MissNet, concours de beauté révolutionnaire par Internet, démarre en Ukraine

(AFP) Le concept est révolutionnaire, les filles sont belles et les internautes seuls maîtres à bord. Le concours de beauté MissNet, créé récemment par deux hommes d'affaires Libanais dans une quarantaine de pays, a pris son premier envol en Ukraine.

Seize jeunes filles, âgées de 16 à 22 ans, ont défilé samedi devant un parterre réunissant le beau monde de Kiev mais aussi de nombreux journalistes étrangers venus observer cette première dans le milieu de la mode.

Ici, pas de jury. On renverse sans ménagement les us et coutumes des concours de beauté. Seul le vote populaire, via Internet, est de rigueur pour choisir celle qui représentera son pays, à Paris, lors de la finale internationale en octobre prochain.

«Le milieu de la mode avait besoin d'une révolution», relève Omar Harfouch, fondateur avec son frère Walid de MissNet, une société basée à Genève. «Nous disons aux gens: choisissez vous-mêmes l'ambassadrice de votre pays!»

L'idée semble d'ailleurs avoir fait son chemin et un entrepreneur saoudien annonçait samedi, lors du spectacle, une participation de «plusieurs millions de dollars» dans l'affaire.

«Je me fiche des professionnels de la mode et de leurs critères», lance encore Omar. «Il faut plus de démocratie. Pourquoi un petit groupe de jurés devrait-il décider des canons de beauté pour tout un pays ou tout un continent?», poursuit avec passion cet homme de 32 ans, qui a fait ses armes en organisant pour le groupe Elite model Look des concours de mannequins dans plusieurs pays d'Europe, d'Afrique et du Moyen orient.

L'agence Elite est l'une des plus connues au monde et a collectionné les grands noms des podiums, parmi lesquels Claudia Schiffer, Linda Evangelista, Naomi Campbell et Cindy Crawford.

Plus de 1,5 million d'internautes ont pris part au vote de la finale MissNet à Kiev. La lauréate, Natalia Gotsi, 17 ans et originaire de Kiev, a reçu environ 20% des suffrages, selon les organisateurs.

«Quel plébiscite!», se réjouit Walid Harfouch. «Il ne s'agit pas de l'avis d'une petite dizaine de personnes. Plus de 1,5 million de participants, vous imaginez cela! Et près de la moitié d'entre eux a voté depuis l'étranger», ajoute ce libanais de 30 ans installé en Ukraine.

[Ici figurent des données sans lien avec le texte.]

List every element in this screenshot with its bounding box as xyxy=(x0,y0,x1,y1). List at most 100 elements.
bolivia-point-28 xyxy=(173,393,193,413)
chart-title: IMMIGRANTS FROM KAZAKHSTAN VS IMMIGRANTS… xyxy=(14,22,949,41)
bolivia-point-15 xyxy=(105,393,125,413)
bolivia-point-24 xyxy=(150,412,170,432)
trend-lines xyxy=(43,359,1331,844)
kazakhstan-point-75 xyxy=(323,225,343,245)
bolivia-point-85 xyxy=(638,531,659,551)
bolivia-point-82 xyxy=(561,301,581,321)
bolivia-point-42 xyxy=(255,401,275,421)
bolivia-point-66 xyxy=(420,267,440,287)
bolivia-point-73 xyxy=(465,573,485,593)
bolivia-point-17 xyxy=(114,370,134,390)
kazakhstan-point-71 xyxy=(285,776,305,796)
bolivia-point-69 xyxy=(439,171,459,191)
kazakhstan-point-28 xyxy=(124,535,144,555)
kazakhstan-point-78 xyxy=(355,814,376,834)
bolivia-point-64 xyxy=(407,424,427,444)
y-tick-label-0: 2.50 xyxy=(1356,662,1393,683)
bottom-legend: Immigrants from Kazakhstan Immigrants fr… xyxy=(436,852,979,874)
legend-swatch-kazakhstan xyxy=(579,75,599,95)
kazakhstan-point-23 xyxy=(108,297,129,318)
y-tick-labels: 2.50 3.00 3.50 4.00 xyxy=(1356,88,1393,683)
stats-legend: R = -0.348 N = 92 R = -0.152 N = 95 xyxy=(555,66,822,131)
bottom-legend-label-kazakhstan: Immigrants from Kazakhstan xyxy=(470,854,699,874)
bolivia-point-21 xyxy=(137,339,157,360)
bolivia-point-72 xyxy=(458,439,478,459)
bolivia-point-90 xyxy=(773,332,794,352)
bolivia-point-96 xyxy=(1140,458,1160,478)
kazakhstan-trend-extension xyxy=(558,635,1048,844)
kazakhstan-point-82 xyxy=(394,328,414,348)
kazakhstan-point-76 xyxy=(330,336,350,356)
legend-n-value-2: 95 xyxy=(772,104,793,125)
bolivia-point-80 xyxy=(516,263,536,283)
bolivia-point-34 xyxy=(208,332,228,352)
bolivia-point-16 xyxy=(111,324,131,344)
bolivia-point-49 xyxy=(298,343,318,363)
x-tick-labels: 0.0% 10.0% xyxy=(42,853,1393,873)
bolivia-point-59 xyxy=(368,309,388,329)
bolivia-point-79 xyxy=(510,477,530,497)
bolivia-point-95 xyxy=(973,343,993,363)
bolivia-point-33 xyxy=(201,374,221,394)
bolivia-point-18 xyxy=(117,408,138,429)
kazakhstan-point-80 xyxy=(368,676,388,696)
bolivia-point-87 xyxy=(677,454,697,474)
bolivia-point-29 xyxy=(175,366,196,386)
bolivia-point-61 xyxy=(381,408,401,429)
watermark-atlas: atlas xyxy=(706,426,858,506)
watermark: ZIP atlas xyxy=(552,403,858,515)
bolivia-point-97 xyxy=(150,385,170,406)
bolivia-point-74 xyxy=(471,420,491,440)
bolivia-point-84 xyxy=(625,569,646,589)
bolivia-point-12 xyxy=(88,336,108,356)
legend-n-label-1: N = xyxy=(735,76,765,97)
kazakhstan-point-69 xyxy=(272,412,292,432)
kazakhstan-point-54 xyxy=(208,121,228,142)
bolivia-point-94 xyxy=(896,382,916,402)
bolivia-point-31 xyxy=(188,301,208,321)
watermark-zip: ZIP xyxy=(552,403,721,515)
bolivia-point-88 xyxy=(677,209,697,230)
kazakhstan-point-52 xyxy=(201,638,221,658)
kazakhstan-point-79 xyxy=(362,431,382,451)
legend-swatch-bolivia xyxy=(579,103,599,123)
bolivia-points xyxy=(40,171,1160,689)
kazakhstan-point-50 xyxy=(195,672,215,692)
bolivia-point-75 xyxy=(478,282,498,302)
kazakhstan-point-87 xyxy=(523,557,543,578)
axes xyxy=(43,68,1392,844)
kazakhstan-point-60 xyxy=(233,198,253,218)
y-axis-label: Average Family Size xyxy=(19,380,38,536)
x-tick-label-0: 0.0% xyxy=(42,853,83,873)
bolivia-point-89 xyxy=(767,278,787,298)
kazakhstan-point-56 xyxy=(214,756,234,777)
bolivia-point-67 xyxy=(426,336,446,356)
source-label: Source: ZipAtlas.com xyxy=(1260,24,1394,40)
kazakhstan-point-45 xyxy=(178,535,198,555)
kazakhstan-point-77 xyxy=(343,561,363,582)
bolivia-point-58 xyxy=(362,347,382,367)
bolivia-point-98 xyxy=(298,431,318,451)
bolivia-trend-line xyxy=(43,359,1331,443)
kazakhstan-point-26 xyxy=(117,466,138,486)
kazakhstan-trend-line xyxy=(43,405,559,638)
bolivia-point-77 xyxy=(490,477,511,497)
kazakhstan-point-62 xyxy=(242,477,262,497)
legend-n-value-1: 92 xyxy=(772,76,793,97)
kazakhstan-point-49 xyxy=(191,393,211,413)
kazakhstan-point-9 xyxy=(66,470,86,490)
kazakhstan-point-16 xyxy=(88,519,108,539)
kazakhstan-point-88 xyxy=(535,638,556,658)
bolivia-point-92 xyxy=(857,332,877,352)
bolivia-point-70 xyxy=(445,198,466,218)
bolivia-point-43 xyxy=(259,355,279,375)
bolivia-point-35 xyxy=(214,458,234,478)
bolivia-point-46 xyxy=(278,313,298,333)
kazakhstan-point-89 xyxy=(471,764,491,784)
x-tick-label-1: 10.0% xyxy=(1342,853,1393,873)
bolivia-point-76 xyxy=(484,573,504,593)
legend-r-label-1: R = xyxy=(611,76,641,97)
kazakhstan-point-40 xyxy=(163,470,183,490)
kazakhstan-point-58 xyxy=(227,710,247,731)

Les internautes ne s'y sont d'ailleurs pas trompés. Natalia Gotsi a ces longues jambes et cette grâce slave qui laisse présager d'un avenir radieux. «C'est une belle fille. Elle personnifie bien la beauté ukrainienne», estime pour sa part Omar. «La deuxième lauréate n'est elle pas très grande. Elle n'aurait jamais été sélectionnée par un jury de professionnels de la mode. Mais justement, c'est ça le truc. Les gens ont un regard différent et leur choix doit l'emporter».

Aujourd'hui, le site des frères Harfouch (www.missnetworld.tv) ne présente encore que des photos de candidates. Mais d'ici peu, films et dialogues on-line seront disponibles, promettent-ils.

Samedi, la pop-star ukrainienne El-Kravtchouk a présidé, en maître de cérémonie, un spectacle d'une heure trente alternant défilés et chanteurs à la mode. Sans oublier les folkloriques cosaques ukrainiens et les choeurs de l'armée rouge version post-soviétique. La finale internationale de MissNet réunira à Paris les lauréates d'une quarantaine de pays. La gagnante recevra un contrat de 100 000 dollars. La deuxième 75 000 dollars et la troisième 25 000 dollars.

«Ces filles ne pourront peut-être pas monter sur des podiums de haute couture mais elles seront parfaites pour des photos de mode ou des publicités de shampoing, de maillots de bain et de chocolat», explique Omar. «Elles représentent un idéal populaire et non pas celui d'une certaine élite. Et pour nous, l'essentiel est de décrocher des contrats», conclut-il souriant.